拠点をイタリアに移した角田。アゼルバイジャンGPで逆襲なるか。(C)Getty Images

拠点をイタリアに移した角田。アゼルバイジャンGPで逆襲なるか。(C)Getty Images

 今季、スクーデリア・アルファタウリからF1にデビューし、開幕戦バーレーン・グランプリではいきなり9位入賞でポイント獲得という好スタートを切った角田裕毅だったが、以降の4レースでは自身のミスや車の問題で結果を残せないまま、現在に至っている。

 これに対し、レッドブル・グループのヘルムート・マルコ顧問が動き、角田に対して英国からアルファタウリのファクトリーがあるイタリア・ファエンツァに拠点を移させ、フランツ・トスト代表の下で、トレーニングやメカニカルな学習などを行ない、「プロスポーツ選手としての生活や仕事のやり方を学ぶ」ことを命じた。

「ユウキの成長はポジティブなものではない」というマルコ顧問の厳しい評価によって、成長するための特別プログラムを組まれることになった21歳の日本人ドライバー。人口6万人の小さな街のアパートに居を移し、徹底的な個別の観察を受ける彼は、これまで以上に近い位置で仕事をすることになった2人の首脳陣についての印象を、F1公式サイトのポッドキャスト『Beyond the Grid』で語っている。

「トスト代表はバーレーンで、午前6時にホテルで着替え、1時間半のランニングをした後、すぐにジムに向かい、計3~4時間、アスリートとほとんど同じトレーニングを行ないました。いや、彼はアスリートです」
 
 65歳にしてストイックな姿勢を保つチーム代表と行動を共にするということで、ドイツの専門メディア『sport.de』は「角田はこの先、自分に何が待ち受けているかを知っている」と綴り、厳しいトレーニングが行なわれることを示唆しているが、角田はトスト代表を同じ仕事を共有するパートナーと捉え、信頼を寄せるとともに、このプログラムから利益を得られることを期待しているという。

「トスト代表は、ドライバーをより良くする方法を知っています。彼はかつて、(3度の世界チャンピオンに輝いた)セバスティアン・ヴェッテル(現アストンマーティン)とも仕事をしてきました。ドライバーをマネジメントする上で、同じ目線に立ってくれます。ただのボスではありません」

 他にも、あれこれ指示を出さず簡潔にアドバイスを与え、ミスをした際も大声で叱責することがないのがトスト代表の特徴だと紹介したルーキーは、一方でマルコ顧問については、「モナコGPのフリー走行で『クラッシュしてはいけない』と言ったのに、僕がそれをやってしまった時は、当然機嫌は良くなかったです」と明かすとともに、「ちょっと怖い」と正直な印象を語る。しかし、レースの世界での経験が豊富な78歳の御大に対しては大きな尊敬の念を抱いており、「たまにはレース以外のことも話す」関係だという。

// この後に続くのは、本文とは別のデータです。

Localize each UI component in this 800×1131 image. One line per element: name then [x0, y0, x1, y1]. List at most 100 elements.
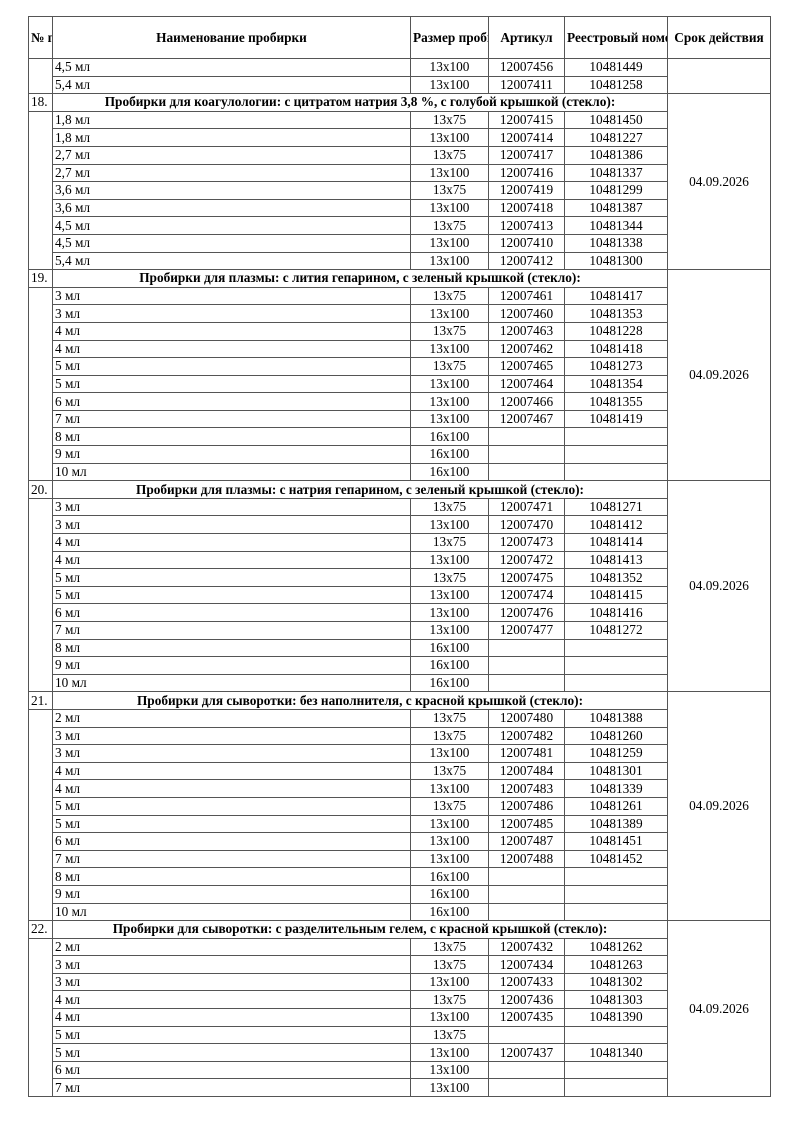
size-cell: 13x100 — [410, 585, 489, 605]
volume-cell: 10 мл — [52, 462, 411, 482]
size-cell: 13x100 — [410, 515, 489, 535]
size-cell: 13x100 — [410, 233, 489, 253]
expiry-date: 04.09.2026 — [667, 93, 771, 271]
size-cell: 13x100 — [410, 972, 489, 992]
table-row: 7 мл 13x100 12007467 10481419 — [29, 409, 771, 429]
article-cell: 12007484 — [488, 761, 565, 781]
registry-cell: 10481388 — [564, 708, 668, 728]
volume-cell: 5 мл — [52, 1025, 411, 1045]
size-cell: 13x100 — [410, 1043, 489, 1062]
registry-cell: 10481262 — [564, 937, 668, 957]
volume-cell: 4 мл — [52, 779, 411, 798]
volume-cell: 3 мл — [52, 726, 411, 746]
size-cell: 13x75 — [410, 761, 489, 781]
registry-cell: 10481261 — [564, 796, 668, 816]
registry-cell: 10481389 — [564, 814, 668, 834]
table-row: 4 мл 13x100 12007472 10481413 — [29, 550, 771, 570]
article-cell: 12007433 — [488, 972, 565, 992]
number-cell-empty — [28, 57, 53, 95]
article-cell: 12007474 — [488, 585, 565, 605]
size-cell: 16x100 — [410, 462, 489, 482]
volume-cell: 1,8 мл — [52, 128, 411, 147]
article-cell: 12007475 — [488, 568, 565, 587]
registry-cell: 10481259 — [564, 744, 668, 763]
table-header-row: № п/п Наименование пробирки Размер проби… — [28, 16, 771, 59]
registry-cell: 10481260 — [564, 726, 668, 746]
table-row: 8 мл 16x100 — [29, 867, 771, 886]
registry-cell: 10481300 — [564, 251, 668, 271]
article-cell: 12007477 — [488, 621, 565, 640]
registry-cell: 10481258 — [564, 75, 668, 95]
table-row: 3 мл 13x100 12007470 10481412 — [29, 515, 771, 535]
article-cell: 12007411 — [488, 75, 565, 95]
article-cell: 12007486 — [488, 796, 565, 816]
expiry-date — [667, 57, 771, 95]
size-cell: 13x100 — [410, 128, 489, 147]
section-title-row: 20. Пробирки для плазмы: с натрия гепарин… — [28, 480, 771, 693]
article-cell: 12007462 — [488, 339, 565, 359]
registry-cell: 10481390 — [564, 1008, 668, 1027]
volume-cell: 5 мл — [52, 374, 411, 394]
registry-cell: 10481272 — [564, 621, 668, 640]
article-cell: 12007461 — [488, 286, 565, 306]
size-cell: 13x100 — [410, 58, 489, 77]
volume-cell: 6 мл — [52, 1060, 411, 1080]
article-cell — [488, 427, 565, 447]
size-cell: 13x75 — [410, 937, 489, 957]
registry-cell: 10481387 — [564, 198, 668, 218]
size-cell: 16x100 — [410, 884, 489, 904]
article-cell — [488, 1078, 565, 1098]
size-cell: 13x75 — [410, 145, 489, 165]
volume-cell: 9 мл — [52, 445, 411, 464]
registry-cell — [564, 884, 668, 904]
section-title: Пробирки для коагулологии: с цитратом на… — [52, 93, 668, 112]
size-cell: 13x75 — [410, 286, 489, 306]
table-row: 5 мл 13x75 — [29, 1025, 771, 1045]
registry-cell: 10481302 — [564, 972, 668, 992]
expiry-date: 04.09.2026 — [667, 269, 771, 482]
article-cell — [488, 673, 565, 693]
size-cell: 13x100 — [410, 75, 489, 95]
size-cell: 13x100 — [410, 621, 489, 640]
volume-cell: 2 мл — [52, 937, 411, 957]
registry-cell — [564, 462, 668, 482]
volume-cell: 4 мл — [52, 339, 411, 359]
registry-cell — [564, 1060, 668, 1080]
volume-cell: 5,4 мл — [52, 75, 411, 95]
table-row: 2,7 мл 13x75 12007417 10481386 — [29, 145, 771, 165]
registry-cell: 10481353 — [564, 304, 668, 323]
table-row: 5 мл 13x100 12007437 10481340 — [29, 1043, 771, 1062]
volume-cell: 3 мл — [52, 972, 411, 992]
registry-cell: 10481386 — [564, 145, 668, 165]
registry-cell: 10481419 — [564, 409, 668, 429]
size-cell: 13x75 — [410, 796, 489, 816]
article-cell: 12007463 — [488, 321, 565, 341]
registry-cell: 10481299 — [564, 181, 668, 200]
volume-cell: 2,7 мл — [52, 145, 411, 165]
size-cell: 13x75 — [410, 990, 489, 1010]
size-cell: 16x100 — [410, 445, 489, 464]
registry-cell: 10481303 — [564, 990, 668, 1010]
registry-cell: 10481339 — [564, 779, 668, 798]
registry-cell: 10481337 — [564, 163, 668, 183]
volume-cell: 2,7 мл — [52, 163, 411, 183]
size-cell: 16x100 — [410, 867, 489, 886]
size-cell: 13x100 — [410, 163, 489, 183]
table-row: 5,4 мл 13x100 12007412 10481300 — [29, 251, 771, 271]
table-row: 10 мл 16x100 — [29, 902, 771, 922]
size-cell: 13x100 — [410, 832, 489, 851]
volume-cell: 4,5 мл — [52, 216, 411, 235]
article-cell: 12007473 — [488, 533, 565, 552]
table-row: 1,8 мл 13x75 12007415 10481450 — [28, 110, 771, 271]
article-cell: 12007456 — [488, 58, 565, 77]
section-number: 18. — [28, 93, 53, 112]
section-title-row: 19. Пробирки для плазмы: с лития гепарино… — [28, 269, 771, 482]
volume-cell: 4 мл — [52, 321, 411, 341]
table-row: 3 мл 13x75 12007482 10481260 — [29, 726, 771, 746]
table-row: 10 мл 16x100 — [29, 673, 771, 693]
article-cell: 12007413 — [488, 216, 565, 235]
article-cell: 12007436 — [488, 990, 565, 1010]
size-cell: 13x75 — [410, 357, 489, 376]
article-cell: 12007460 — [488, 304, 565, 323]
article-cell: 12007437 — [488, 1043, 565, 1062]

 孫と祖父ほどの歳の離れた両者の関係が、角田にどれほどの成長をもたらすのかが非常に興味深い。彼に対しては、昨季、F2で共に王座を争い、(角田を上回る)年間2位につけて、今季はフェラーリのテストドライバーやアルファロメロのリザーブドライバーを務めるカラム・アイロットが「ユウキとミック(・シューマッハー)は本当に良くやっていると」と称賛し、自身のF1昇格に向けて大いに刺激を受けていると語ったが(専門メディア『THE SPORTS RUSH』より)、角田もファエンツァで刺激や収穫を得てほしいものだ。